The system, described in a new paper published in the journal Limnology and Oceanography Methods, involves the use of long-range autonomous underwater vehicles (LRUAVs) that can be equipped with a variety of instruments to study aquatic environments. In addition to GLERL, NOAA’s National Centers for Coastal Ocean Science, NOAA Ocean Exploration, the University of Washington, and the Monterey Bay Aquarium Research Institute (MBARI) participated in the study. The system, developed by engineers at MBARI, combines the LRAUV with an environmental sample processor to assess the health of aquatic ecosystems. Scientists can deploy the LRAUV with a programmed mission to dive underwater, take water samples, analyze them while still in the lake, and then quickly report back to a central computing system on a boat or back onshore.
“It would be great to have a way to quickly and accurately measure cyanobacteria toxins and reliably report on it throughout the warmer months,” said Reagan Errera, from NOAA’s Great Lakes Environmental Research Laboratory (GLERL) who was an author of the paper. “Communities in the Great Lakes love to be outside, and we’d like to be able to reassure people that we know when the bacteria might be present.”
LRAUVs have previously been used for deep water sampling in the Pacific Ocean along the central California coastline. In 2021, the team went to Lake Erie to see if it could work in far shallower lake waters, too.
Lake Erie’s western basin is a vital drinking water source for over two million people along the Ohio coast. It’s also a vibrant economic hub for tourism. Millions of people flock to its shores to enjoy swimming, fishing, and boating each year during the summer months. In recent decades, it has also become choked with large swaths of harmful algal blooms from cyanobacteria.
Not all algae cause toxic HABs, and most phytoplankton are highly important to the overall health of the ecosystem as they are the building blocks of aquatic food webs. Quickly identifying when and where toxic HAB outbreaks occur can help people avoid exposure and also help communities plan ahead to stay safe. Detailed identification of hot spots might also help scientists zero in on the causes of toxic algae outbreaks.
Previous cyanobacteria HAB identification methods used were water sampling and satellite imagery to measure blooms. On average, there are only 60–70 cloud-free images obtained per year from satellites, however. And early detection of a developing toxic bloom in deeper lake waters is not possible because satellite imagery does not provide underwater images.
Errera notes that the team wasn’t sure if the 10-foot long, torpedo-shaped LRAUVs could operate effectively in the shallowest lake in the Great Lake system, where water is sometimes only a few feet deep. “Taking the devices out and making them perform in the water was important,” Errera says.
The torpedo-shaped LRAUVs are equipped with sensors that can find patches to sample within the blooms by measuring for high chlorophyll fluorescence—a way of finding cyanobacteria in HABs. The devices contain cartridges mounted in a rotating carousel that can gather up to 60 water samples during a single foray into the water. The system can be used to analyze samples remotely as soon as they are taken or stored for analysis onshore in the lab.

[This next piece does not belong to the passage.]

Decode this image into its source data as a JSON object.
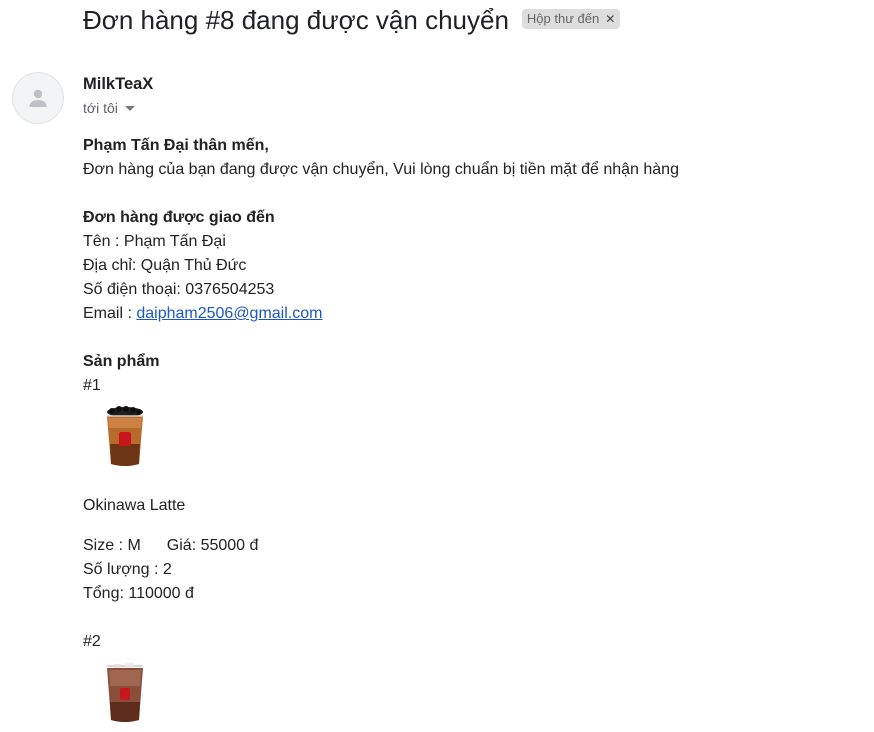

There are still some issues that will need to be resolved in order for the system to become a system for routine measurement of cyanobacteria-producing toxin in HABs. High chlorophyll is not always an accurate indicator of the toxin. Although the LRAUVs were able to demonstrate the potential to measure cyanobacterial toxins in lakes, their large size precludes them from measuring in some shallow areas.
Errera and others will be returning to Lake Erie later this summer to deploy the same measuring equipment in an uncrewed surface vehicle with a cooling system added to see if the surface vehicle will provide the versatility needed to measure for cyanobacteria in shallow waters.